First, I imported the library and created a NetCDF object from the sample file:

import pyncf
nc = pyncf.NetCDF(filepath="BodegaMarineLabBuoy.nc")
Then I created a variable to hold the header dictionary:
header = nc.header
The header metadata contains a variety of summary data as nested dictionaries and list.  We can access the product description by traversing that structure:

header["gatt_list"][1]["values"]

'These seawater data are collected by a moored fluorescence 
and turbidity instrument operated at Cordell Bank, California, USA, 
by CBNMS and BML. Beginning on 2008-04-23, fluorescence and turbidity 
measurements were collected using a Wetlabs ECO Fluorescence 
and Turbidity Sensor (ECO-FLNTUSB).

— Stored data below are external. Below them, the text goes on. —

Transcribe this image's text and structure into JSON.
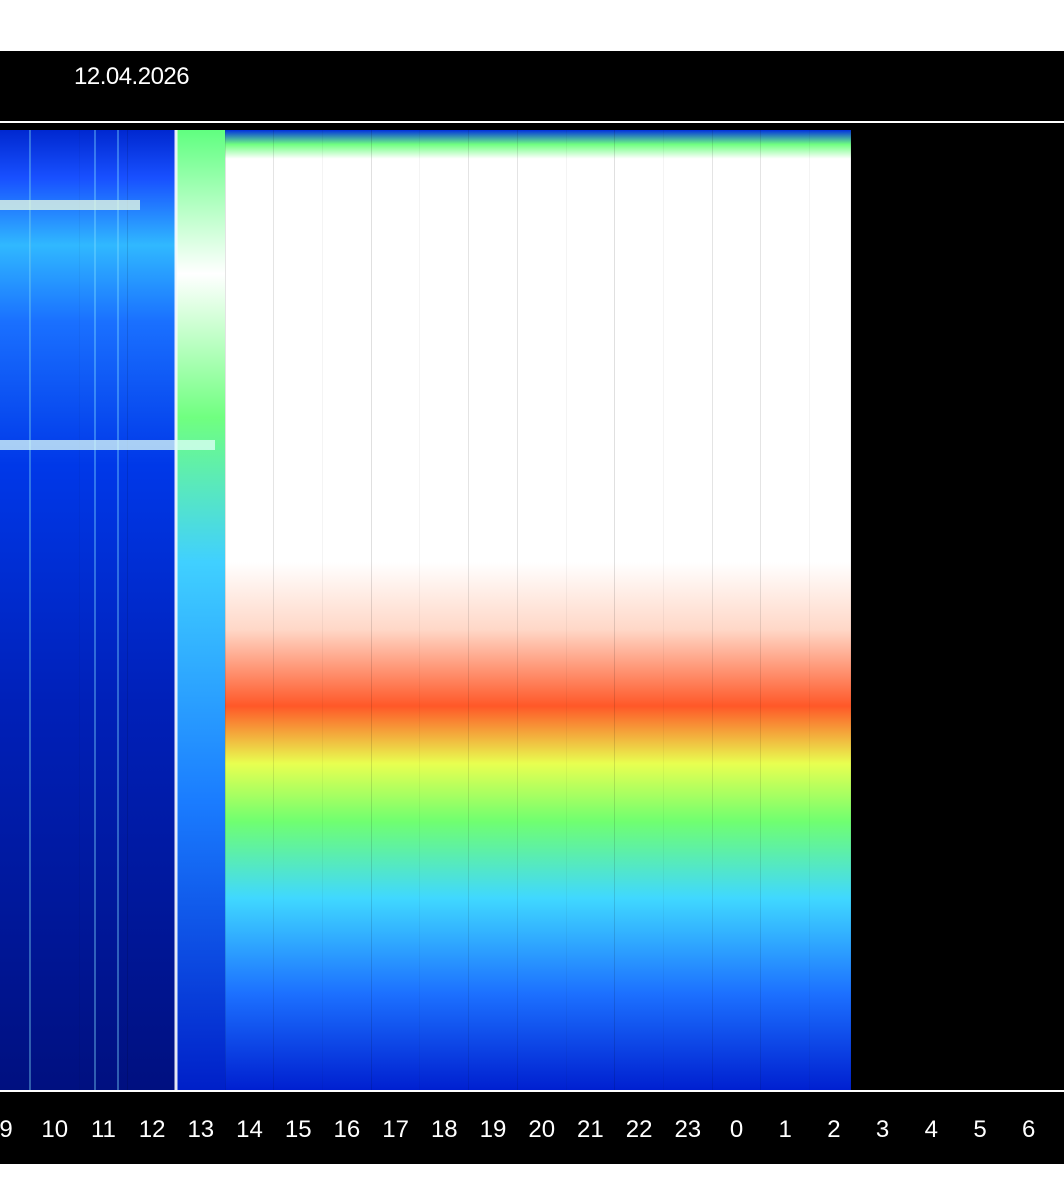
{
  "date": "12.04.2026",
  "chart_data": {
    "type": "heatmap",
    "title": "",
    "xlabel": "",
    "ylabel": "",
    "x_ticks": [
      "9",
      "10",
      "11",
      "12",
      "13",
      "14",
      "15",
      "16",
      "17",
      "18",
      "19",
      "20",
      "21",
      "22",
      "23",
      "0",
      "1",
      "2",
      "3",
      "4",
      "5",
      "6"
    ],
    "data_end_hour": 2.35,
    "colorscale": [
      "#000060",
      "#0018c8",
      "#1060ff",
      "#30c8ff",
      "#60ff80",
      "#ffff40",
      "#ff4020",
      "#ffffff"
    ],
    "intensity_by_hour": [
      {
        "hour": 9,
        "level": 0.15
      },
      {
        "hour": 10,
        "level": 0.18
      },
      {
        "hour": 11,
        "level": 0.2
      },
      {
        "hour": 12,
        "level": 0.3
      },
      {
        "hour": 13,
        "level": 0.4
      },
      {
        "hour": 14,
        "level": 0.85
      },
      {
        "hour": 15,
        "level": 0.85
      },
      {
        "hour": 16,
        "level": 0.88
      },
      {
        "hour": 17,
        "level": 0.8
      },
      {
        "hour": 18,
        "level": 0.82
      },
      {
        "hour": 19,
        "level": 0.8
      },
      {
        "hour": 20,
        "level": 0.78
      },
      {
        "hour": 21,
        "level": 0.76
      },
      {
        "hour": 22,
        "level": 0.76
      },
      {
        "hour": 23,
        "level": 0.75
      },
      {
        "hour": 0,
        "level": 0.74
      },
      {
        "hour": 1,
        "level": 0.74
      },
      {
        "hour": 2,
        "level": 0.74
      }
    ]
  }
}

The instrument depth of the 
water quality sensors was 01.0 meter, in an overall water depth 
of 85 meters (both relative to Mean Sea Level, MSL). 
The measurements reflect a 10 minute sampling interval.'

The time values in this dataset are stored as epoch seconds.  I accessed those and then converted the first and last into readable dates to see exactly what period this dataset spans:

import time
t = nc.read_dimension_values("time")
print time.ctime(t[0])
'Mon Jul 28 12:30:00 2008'
print time.time(t[-1])
'Wed Sep 10 10:31:00 2008'
The pyncf codebase is considered an alpha version and is currently read only, but what a great addition to your pure Python geospatial toolbox!  I wish this library was available when I updated "Learning Geospatial Analysis with Python"!